GREEN BAY, Wis. (WFRV) – For a young woman from Green Bay, the onset of a migraine meant canceling plans with friends, not being able to get out to hike with her dogs, and even calling in sick for work to be shut up in a dark room until the debilitating pain went away.

“It can make you nauseous, sensitive to light so you just want to be in a dark room,” described Christine Huntley from Green Bay. “ Any noises… anything can trigger it to get worse.”

That’s what Huntley had to deal with, four or five times a month, for much of her life.

“A lot of my plans had to be canceled in the past,” she recalled. “If you have a day trip planned, you just cancel it, because it wouldn’t be worth it. You’d be in pain the whole day.”

Like many people who suffer from migraines, Huntley didn’t realize that’s what she was experiencing.

“I didn’t know anything about migraines,” she said.  “You learn to deal with it.”

Aurora BayCare Medical Center neurology nurse practitioner Sara Beno-Chambers says Huntley’s plight is actually pretty common.

“I’ve found so many patients who’ve learned to kind of just live with it,” she said.

In fact, Beno-Chambers says the way many patients have tried managing the extreme headache pain on their own has actually made it worse.

“They can end up using those over-the-counter medications too frequently,” Beno-Chambers explained. “That ends up causing a headache called a medication overuse headache.”

About three years ago, Huntley, a neurology nurse herself, started working with Beno-Chambers at Aurora BayCare Medical Center.  In taking down the patient’s medical information, she began to notice some very familiar symptoms.

“So, I started to realize the complaints they were giving to me while I was rooming them and things like that, were things I was having,” Huntley said.

Huntley went from being a nurse to being a patient.

“For Christine, specifically, based on her frequency, we felt she would be a candidate for a preventative medicine and she’s on an injection once a month,” said Beno-Chambers.

Once a month. No daily pill to remember. Nothing holding her back from getting back to life.

“Being out with friends,” Huntley said. “I like to hike. I like to do stuff like that, so it’s made a big difference.”

Huntley says there are rare occasions where she will still feel a migraine start to come on, but even then, she has a way to stop it in its tracks.

“She’s got a rescue medicine that she can take as soon as she feels the headache coming on,” explained Beno-Chambers.

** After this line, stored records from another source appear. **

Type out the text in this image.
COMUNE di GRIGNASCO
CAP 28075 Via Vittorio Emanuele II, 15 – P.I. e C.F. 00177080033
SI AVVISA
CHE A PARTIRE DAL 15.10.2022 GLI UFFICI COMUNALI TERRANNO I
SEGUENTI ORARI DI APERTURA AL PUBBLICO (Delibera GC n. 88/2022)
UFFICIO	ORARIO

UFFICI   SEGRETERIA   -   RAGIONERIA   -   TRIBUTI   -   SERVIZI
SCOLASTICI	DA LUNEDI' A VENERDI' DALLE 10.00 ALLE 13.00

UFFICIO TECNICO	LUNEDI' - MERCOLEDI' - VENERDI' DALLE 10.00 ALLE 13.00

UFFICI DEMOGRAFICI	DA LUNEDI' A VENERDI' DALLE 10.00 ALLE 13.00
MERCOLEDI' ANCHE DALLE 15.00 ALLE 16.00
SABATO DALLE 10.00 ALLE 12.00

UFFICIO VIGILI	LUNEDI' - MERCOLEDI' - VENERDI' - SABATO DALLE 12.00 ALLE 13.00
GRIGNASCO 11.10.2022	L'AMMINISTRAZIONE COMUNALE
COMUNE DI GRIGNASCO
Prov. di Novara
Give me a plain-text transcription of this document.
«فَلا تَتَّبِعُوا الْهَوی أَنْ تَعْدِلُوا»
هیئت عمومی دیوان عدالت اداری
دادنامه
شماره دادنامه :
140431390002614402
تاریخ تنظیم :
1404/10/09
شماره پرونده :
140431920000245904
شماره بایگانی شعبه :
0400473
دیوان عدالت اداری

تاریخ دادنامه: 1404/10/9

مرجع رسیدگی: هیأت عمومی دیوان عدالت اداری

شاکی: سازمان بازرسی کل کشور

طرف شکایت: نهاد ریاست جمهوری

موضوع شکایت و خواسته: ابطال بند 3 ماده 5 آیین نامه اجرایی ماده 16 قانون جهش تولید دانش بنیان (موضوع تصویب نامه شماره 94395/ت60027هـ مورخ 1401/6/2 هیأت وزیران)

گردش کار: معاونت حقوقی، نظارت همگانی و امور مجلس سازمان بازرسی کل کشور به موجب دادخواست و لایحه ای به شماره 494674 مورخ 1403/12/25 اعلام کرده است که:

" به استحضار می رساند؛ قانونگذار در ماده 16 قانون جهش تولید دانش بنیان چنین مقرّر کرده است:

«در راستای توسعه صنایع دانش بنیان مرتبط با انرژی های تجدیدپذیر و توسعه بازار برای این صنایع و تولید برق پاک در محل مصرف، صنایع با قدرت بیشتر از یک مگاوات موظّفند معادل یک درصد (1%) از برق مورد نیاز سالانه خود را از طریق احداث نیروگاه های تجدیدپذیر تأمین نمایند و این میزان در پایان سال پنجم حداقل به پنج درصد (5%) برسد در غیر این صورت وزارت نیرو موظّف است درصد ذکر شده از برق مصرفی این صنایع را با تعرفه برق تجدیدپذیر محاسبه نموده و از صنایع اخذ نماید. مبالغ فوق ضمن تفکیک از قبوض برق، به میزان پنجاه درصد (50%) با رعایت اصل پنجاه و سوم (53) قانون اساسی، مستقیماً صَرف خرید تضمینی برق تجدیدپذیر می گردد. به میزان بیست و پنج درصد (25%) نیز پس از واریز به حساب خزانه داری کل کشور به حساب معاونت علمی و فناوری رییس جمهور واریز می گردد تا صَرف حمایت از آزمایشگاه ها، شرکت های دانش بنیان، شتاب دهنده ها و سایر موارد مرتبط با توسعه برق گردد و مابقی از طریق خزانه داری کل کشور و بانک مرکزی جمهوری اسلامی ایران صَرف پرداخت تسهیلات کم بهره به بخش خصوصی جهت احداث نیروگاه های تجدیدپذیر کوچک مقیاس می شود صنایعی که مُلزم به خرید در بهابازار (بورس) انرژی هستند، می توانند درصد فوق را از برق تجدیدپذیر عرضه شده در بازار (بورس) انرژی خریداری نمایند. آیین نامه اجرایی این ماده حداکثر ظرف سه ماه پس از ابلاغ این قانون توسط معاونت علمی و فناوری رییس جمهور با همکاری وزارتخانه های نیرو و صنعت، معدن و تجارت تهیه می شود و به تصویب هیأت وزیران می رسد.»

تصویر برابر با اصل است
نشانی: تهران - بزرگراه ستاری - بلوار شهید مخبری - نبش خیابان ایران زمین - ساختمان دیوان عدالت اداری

Which means Huntley’s days of canceling plans are a thing of the past.

“Now I can plan a day trip. I have two dogs, so we can go and hike as much as we can,” Huntley explained. “I can still function which is really, really great!”

Beno-Chambers says even if you’ve sought help for migraines in the past and didn’t find relief, there have been so many advancements in just the last couple of years in treating migraine pain, you should talk to a doctor again because help is available.